United States District Court, W.D. Louisiana,
Alexandria Division.
NORTHSIDE TOWING LLC
v.
ALMAGUER WHOLESALE.
Civil Action No. 09-2134.
Feb. 8, 2010.
ORDER DENYING REMAND AND ORDERING CONSOLIDATION
JAMES T. TRIMBLE JR., District Judge.
Before the court is a motion to remand, doc. # 8.
This is a suit on open account by a towing company to recover for towing and storing an eighteen wheeler following an accident. Suit was filed in City Court and was removed to this court by a defendant on the basis of the Carmack Amendment.
Plaintiff argues that this case has nothing whatsoever to do with damage to cargo in interstate commerce and, thus, should be remanded. Defendant asserts that the issues in this case are related to those in 09-1599 on the docket of this court. In the latter case, the shipper, Mountain Movers seeks recovery for the loss of the cargo. It suggests that the two cases should be consolidated for resolution of all of the issues.
Discussion
The liability of a carrier for damage or loss to an interstate shipment is controlled by the Interstate Commerce Act. The Carmack Amendment to the Act, 49 U.S.C. 17706, imposes liability on carriers for actual loss to goods it transports unless it can demonstrate that the damage to the goods was caused by “(a) the act of God; (b) the public enemy; (c) the act of the shipper himself; (d) public authority; (e) or the inherent vice or nature of the goods.” Missouri Pacific Railroad Co. v. Elmore & Stahl, 84 S.Ct. 1142 (1964). In order to establish a prima facie case for loss or damage to goods arising from the interstate transportation of those goods by a common carrier, the shipper must demonstrate: (1) delivery of the goods in good condition, (2) receipt by the consignee of less goods or of damaged goods, and (3) the amount of damages. Hoskins v. Bekins Van Lines, 343 F.3d 769 (5th Cir.2003).

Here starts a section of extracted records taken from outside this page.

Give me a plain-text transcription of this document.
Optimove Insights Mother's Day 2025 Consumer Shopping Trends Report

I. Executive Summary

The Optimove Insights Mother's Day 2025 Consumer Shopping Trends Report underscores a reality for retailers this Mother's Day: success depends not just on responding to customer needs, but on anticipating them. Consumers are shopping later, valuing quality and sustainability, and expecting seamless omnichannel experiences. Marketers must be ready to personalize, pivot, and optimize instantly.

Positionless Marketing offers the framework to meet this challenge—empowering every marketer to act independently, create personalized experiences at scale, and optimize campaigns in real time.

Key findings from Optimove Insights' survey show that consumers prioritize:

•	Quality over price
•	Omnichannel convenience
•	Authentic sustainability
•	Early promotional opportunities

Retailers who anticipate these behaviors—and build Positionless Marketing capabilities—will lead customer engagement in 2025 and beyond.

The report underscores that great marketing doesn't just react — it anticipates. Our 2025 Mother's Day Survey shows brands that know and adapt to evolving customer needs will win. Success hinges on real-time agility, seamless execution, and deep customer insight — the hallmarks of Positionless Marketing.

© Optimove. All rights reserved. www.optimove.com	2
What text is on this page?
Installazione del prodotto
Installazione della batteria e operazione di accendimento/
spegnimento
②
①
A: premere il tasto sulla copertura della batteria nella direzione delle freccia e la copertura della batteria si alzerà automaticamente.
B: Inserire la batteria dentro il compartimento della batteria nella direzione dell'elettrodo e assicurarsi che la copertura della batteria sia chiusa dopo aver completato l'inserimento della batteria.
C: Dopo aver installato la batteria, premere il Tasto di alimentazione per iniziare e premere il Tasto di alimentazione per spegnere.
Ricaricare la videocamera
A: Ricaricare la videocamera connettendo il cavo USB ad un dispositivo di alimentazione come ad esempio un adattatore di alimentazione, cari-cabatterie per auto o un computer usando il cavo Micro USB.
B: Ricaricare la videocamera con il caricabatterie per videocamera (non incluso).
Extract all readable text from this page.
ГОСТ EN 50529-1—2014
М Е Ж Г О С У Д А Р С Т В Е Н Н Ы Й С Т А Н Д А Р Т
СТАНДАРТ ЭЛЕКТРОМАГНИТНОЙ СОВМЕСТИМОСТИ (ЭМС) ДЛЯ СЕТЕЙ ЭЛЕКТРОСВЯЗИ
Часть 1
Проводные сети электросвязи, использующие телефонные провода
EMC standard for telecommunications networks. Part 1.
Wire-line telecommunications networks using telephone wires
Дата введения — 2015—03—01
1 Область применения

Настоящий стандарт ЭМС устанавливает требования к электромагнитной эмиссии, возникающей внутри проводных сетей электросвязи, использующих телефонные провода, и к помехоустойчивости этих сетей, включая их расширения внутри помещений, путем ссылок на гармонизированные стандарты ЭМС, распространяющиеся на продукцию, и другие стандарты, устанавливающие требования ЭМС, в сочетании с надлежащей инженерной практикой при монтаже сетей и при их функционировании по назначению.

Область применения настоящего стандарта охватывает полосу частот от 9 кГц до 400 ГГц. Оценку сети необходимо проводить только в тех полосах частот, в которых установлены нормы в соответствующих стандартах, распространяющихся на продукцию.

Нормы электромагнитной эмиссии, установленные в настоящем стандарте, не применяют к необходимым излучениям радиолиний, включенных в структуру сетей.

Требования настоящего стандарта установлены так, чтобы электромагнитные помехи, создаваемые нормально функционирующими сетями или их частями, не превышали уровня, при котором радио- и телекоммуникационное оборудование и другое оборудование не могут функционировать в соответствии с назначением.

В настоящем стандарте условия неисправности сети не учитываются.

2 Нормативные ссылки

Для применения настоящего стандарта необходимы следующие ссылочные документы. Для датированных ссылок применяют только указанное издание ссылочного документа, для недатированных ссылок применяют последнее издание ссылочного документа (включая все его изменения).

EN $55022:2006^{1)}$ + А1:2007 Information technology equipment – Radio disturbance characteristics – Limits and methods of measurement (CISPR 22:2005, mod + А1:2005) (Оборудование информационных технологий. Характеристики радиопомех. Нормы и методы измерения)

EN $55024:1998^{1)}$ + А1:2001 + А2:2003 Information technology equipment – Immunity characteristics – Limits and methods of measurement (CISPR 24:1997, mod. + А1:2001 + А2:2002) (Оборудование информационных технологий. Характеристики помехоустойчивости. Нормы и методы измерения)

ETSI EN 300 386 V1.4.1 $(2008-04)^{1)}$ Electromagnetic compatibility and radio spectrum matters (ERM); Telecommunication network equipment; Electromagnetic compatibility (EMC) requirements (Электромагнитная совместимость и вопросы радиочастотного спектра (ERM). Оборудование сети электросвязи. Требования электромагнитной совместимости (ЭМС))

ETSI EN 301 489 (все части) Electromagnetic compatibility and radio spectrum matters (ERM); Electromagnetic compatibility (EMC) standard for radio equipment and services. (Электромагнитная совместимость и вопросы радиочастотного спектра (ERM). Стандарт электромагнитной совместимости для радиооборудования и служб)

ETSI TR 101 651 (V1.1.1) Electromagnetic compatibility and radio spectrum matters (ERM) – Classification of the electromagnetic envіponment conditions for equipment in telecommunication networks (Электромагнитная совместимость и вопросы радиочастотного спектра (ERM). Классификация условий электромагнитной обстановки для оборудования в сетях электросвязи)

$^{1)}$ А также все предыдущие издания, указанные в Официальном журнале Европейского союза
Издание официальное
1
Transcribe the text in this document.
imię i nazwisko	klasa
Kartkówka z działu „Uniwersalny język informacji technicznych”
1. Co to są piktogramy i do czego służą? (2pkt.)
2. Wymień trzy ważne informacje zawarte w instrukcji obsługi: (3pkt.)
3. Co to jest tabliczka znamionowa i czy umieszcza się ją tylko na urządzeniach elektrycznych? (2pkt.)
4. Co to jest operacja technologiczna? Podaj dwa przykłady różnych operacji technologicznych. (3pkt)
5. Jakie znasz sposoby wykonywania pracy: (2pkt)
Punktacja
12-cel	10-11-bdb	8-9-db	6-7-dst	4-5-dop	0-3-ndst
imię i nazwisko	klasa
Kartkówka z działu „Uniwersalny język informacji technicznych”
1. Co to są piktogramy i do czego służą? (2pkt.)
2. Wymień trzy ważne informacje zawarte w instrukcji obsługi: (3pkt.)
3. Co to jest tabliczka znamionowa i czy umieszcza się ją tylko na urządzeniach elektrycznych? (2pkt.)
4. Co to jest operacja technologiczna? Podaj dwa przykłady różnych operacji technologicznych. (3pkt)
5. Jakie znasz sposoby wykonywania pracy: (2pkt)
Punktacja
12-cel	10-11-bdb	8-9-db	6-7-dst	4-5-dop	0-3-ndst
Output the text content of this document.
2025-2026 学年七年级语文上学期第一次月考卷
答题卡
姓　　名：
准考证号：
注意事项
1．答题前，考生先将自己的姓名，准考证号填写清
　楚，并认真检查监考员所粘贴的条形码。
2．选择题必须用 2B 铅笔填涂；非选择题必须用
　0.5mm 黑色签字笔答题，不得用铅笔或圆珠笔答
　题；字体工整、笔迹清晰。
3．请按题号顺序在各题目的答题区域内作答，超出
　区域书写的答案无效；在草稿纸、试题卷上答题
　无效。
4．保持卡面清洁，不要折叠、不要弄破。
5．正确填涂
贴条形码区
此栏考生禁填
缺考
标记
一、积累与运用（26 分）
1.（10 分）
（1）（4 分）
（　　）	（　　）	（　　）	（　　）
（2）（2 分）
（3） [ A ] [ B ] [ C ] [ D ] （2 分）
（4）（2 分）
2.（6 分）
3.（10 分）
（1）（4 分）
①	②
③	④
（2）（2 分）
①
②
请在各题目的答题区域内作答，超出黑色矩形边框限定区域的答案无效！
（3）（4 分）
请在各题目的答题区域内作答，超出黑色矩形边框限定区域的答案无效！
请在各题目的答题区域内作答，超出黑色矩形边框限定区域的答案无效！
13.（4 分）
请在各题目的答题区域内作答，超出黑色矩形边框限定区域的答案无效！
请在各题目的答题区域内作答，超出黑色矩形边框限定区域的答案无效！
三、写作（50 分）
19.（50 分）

The Mountain Movers case (09-1599) is properly before this court pursuant to the Carmack Amendment. Were it not for the existence of that suit, the instant suit would be a simple suit on open account and would not be governed by the Carmack Amendment. However, it appears that in this suit Northside wants to be paid for its services before releasing the vehicle and load and in the other case Mountain Movers wants to recover for the “lost” load. Obviously there may be equities each way and a setoff may be involved. Therefore, the two cases should be consolidated. This court will then exercise supplemental jurisdiction over Northside’s claims in this suit.
For these reasons, the motion to remand, doc. # 8, is DENIED. This case is ORDERED CONSOLIDATED with 09-1599, Mountain Movers Transportation and Logistics, LP v. Continental Trans Express, Inc., et al, for all purposes.